Trois instruments sont nécessaires pour passer de la poudre au liquide mousseux que devient le matcha : la louche en bambou (hisaku) pour prélever l’eau, la cuiller en bambou (chasaku) pour doser la poudre et le fouet (chasen) destiné à émulsionner le mélange afin d’obtenir l’aspect d’une  » mousse de jade « . Illustré pour la première fois au XVe siècle, le chasen traditionnel compte approximativement 160 dents. Elles sont finement taillées dans l’écorce médiane d’une tige de bambou, la partie externe et la moelle interne étant enlevées. Autrefois, ce fouet ne pouvait servir qu’une seule fois ; il était précieusement conservé, comme un talisman.

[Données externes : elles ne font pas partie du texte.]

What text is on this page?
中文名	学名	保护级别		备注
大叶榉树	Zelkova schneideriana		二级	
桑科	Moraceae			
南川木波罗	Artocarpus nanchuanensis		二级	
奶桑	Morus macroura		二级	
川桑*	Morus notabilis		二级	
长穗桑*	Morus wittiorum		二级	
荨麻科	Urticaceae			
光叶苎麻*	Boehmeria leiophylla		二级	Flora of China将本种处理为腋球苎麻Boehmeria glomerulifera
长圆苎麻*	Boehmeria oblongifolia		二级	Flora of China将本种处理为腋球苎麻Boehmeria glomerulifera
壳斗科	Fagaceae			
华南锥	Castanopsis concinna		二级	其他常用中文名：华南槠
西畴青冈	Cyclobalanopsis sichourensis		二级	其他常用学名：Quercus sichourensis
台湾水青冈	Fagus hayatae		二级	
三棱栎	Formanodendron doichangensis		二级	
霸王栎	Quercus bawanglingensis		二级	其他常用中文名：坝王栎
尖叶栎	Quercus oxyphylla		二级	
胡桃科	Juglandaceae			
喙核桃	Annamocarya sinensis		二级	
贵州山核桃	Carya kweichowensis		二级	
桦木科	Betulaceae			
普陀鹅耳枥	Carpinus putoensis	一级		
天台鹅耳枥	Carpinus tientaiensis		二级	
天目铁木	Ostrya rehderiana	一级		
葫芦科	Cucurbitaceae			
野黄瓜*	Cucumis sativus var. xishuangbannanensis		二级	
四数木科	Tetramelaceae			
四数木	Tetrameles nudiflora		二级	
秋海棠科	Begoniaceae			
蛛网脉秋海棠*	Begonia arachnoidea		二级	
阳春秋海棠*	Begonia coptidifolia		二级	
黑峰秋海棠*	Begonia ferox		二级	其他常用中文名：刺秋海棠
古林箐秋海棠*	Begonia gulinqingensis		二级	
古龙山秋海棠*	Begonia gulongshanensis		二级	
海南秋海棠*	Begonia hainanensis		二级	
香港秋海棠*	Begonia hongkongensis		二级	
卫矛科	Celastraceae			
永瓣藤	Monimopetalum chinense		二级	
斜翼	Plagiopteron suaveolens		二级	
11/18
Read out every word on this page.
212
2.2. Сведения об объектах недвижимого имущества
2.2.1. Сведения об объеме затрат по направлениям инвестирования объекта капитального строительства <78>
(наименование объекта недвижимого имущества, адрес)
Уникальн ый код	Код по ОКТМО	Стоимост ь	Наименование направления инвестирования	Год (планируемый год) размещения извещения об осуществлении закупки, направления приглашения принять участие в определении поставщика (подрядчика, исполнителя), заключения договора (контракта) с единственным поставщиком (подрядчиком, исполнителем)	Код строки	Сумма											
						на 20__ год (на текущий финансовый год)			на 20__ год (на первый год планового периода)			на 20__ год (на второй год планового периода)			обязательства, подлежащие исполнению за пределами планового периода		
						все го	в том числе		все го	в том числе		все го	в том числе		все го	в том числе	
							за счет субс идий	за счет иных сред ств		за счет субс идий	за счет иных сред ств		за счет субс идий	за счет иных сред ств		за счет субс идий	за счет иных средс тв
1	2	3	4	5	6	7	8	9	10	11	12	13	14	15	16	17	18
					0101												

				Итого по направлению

Le bol (chawan), sa facture, la manière de le tenir font l’objet d’autres codifications et rites. Chaque bol possède une façade décorative, synonyme de l’offrande. C’est cette face avant qu’on présente à la personne qui reçoit le thé. Avant de le porter aux lèvres, elle doit le retourner pour offrir le côté esthétique à ses interlocuteurs et partager ainsi ce moment particulier.

D’un point de vue diététique, le matcha se distingue des infusions puisque, dans ce cas, la boisson contient toutes les composantes de la feuille, dont la vitamine A et la chlorophylle, insolubles dans l’eau. Ce breuvage possède une autre caractéristique : son amertume. C’est la raison pour laquelle on l’accompagne d’une pâtisserie. Il est conseillé de la consommer avant le thé, de manière à lester l’estomac avant d’avaler cette boisson épaisse et forte.